International Business Machines (NYSE:IBM – Get Free Report) had its price objective increased by analysts at Morgan Stanley from $182.00 to $217.00 in a research report issued to clients and investors on Thursday, Benzinga reports. The brokerage presently has an “equal weight” rating on the technology company’s stock. Morgan Stanley’s price target would indicate a potential downside of 6.31% from the stock’s previous close.
Several other brokerages have also weighed in on IBM. Royal Bank of Canada increased their price objective on shares of International Business Machines from $211.00 to $250.00 and gave the stock an “outperform” rating in a report on Thursday, October 10th. StockNews.com raised shares of International Business Machines from a “hold” rating to a “buy” rating in a research note on Wednesday, June 19th. Evercore ISI upped their price objective on International Business Machines from $215.00 to $240.00 and gave the stock an “outperform” rating in a report on Wednesday, September 11th. BMO Capital Markets raised their price objective on International Business Machines from $190.00 to $210.00 and gave the stock a “market perform” rating in a report on Thursday, July 25th. Finally, Bernstein Bank boosted their target price on International Business Machines from $185.00 to $210.00 and gave the stock a “market perform” rating in a report on Thursday, October 3rd. Three equities research analysts have rated the stock with a sell rating, eight have assigned a hold rating and seven have issued a buy rating to the stock. According to data from MarketBeat.com, International Business Machines has a consensus rating of “Hold” and an average target price of $203.06.

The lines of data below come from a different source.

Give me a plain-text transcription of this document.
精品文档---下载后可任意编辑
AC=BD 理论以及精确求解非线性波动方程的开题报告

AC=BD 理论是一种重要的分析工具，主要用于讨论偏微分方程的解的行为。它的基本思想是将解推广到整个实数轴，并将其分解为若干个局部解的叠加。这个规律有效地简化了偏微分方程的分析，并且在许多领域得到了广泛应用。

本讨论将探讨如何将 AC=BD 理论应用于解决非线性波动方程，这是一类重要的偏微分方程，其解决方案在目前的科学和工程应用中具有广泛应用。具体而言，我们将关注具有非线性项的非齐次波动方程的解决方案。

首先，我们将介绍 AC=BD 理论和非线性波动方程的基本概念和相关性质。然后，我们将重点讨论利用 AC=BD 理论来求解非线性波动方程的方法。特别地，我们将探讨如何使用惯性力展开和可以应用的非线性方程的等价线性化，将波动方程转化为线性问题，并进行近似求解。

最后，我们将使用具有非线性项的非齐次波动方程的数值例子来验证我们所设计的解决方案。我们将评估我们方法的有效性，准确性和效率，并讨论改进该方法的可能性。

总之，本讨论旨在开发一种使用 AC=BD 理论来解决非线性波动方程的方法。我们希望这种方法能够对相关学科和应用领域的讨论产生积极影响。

View Our Latest Stock Report on International Business Machines
International Business Machines Trading Down 0.9 %
International Business Machines (NYSE:IBM – Get Free Report) last posted its quarterly earnings data on Wednesday, July 24th. The technology company reported $2.43 earnings per share (EPS) for the quarter, topping the consensus estimate of $2.16 by $0.27. International Business Machines had a return on equity of 40.59% and a net margin of 13.52%. The business had revenue of $15.77 billion for the quarter, compared to analysts’ expectations of $15.62 billion. During the same quarter last year, the firm earned $2.18 earnings per share. The business’s revenue was up 1.9% on a year-over-year basis. As a group, analysts anticipate that International Business Machines will post 10.1 earnings per share for the current fiscal year.

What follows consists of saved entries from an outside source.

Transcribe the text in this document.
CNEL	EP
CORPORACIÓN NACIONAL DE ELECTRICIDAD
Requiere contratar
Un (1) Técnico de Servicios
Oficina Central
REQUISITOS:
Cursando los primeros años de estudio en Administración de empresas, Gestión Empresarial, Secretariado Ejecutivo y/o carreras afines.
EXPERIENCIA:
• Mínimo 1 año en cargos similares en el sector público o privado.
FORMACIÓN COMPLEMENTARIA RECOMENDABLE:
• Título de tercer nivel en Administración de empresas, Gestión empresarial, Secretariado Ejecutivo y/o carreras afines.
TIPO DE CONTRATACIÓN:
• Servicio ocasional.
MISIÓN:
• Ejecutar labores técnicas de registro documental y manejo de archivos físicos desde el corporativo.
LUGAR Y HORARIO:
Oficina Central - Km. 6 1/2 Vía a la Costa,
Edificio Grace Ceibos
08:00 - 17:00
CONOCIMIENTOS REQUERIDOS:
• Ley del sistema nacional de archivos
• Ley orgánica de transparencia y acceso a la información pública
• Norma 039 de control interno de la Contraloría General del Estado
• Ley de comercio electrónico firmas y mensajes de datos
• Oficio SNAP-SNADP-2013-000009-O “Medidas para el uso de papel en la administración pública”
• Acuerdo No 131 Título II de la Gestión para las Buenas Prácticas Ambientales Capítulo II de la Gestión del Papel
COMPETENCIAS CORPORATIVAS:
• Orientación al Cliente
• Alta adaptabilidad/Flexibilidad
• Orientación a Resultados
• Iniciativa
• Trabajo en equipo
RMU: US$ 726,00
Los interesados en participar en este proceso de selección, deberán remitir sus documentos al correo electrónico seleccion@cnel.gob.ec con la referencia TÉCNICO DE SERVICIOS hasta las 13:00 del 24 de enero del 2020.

Hedge Funds Weigh In On International Business Machines
A number of hedge funds and other institutional investors have recently modified their holdings of the stock. Susquehanna Fundamental Investments LLC purchased a new position in International Business Machines during the 2nd quarter worth approximately $7,160,000. Hodges Capital Management Inc. grew its holdings in shares of International Business Machines by 60.8% during the first quarter. Hodges Capital Management Inc. now owns 20,535 shares of the technology company’s stock valued at $3,921,000 after buying an additional 7,768 shares in the last quarter. Burns J W & Co. Inc. NY raised its position in International Business Machines by 10.8% during the first quarter. Burns J W & Co. Inc. NY now owns 2,571 shares of the technology company’s stock valued at $491,000 after buying an additional 250 shares during the period. Smith Thornton Advisors LLC acquired a new position in International Business Machines during the second quarter valued at $702,000. Finally, Retirement Planning Group LLC acquired a new stake in International Business Machines during the 3rd quarter worth about $618,000. Institutional investors and hedge funds own 58.96% of the company’s stock.
About International Business Machines
International Business Machines Corporation, together with its subsidiaries, provides integrated solutions and services worldwide. The company operates through Software, Consulting, Infrastructure, and Financing segments. The Software segment offers a hybrid cloud and AI platforms that allows clients to realize their digital and AI transformations across the applications, data, and environments in which they operate.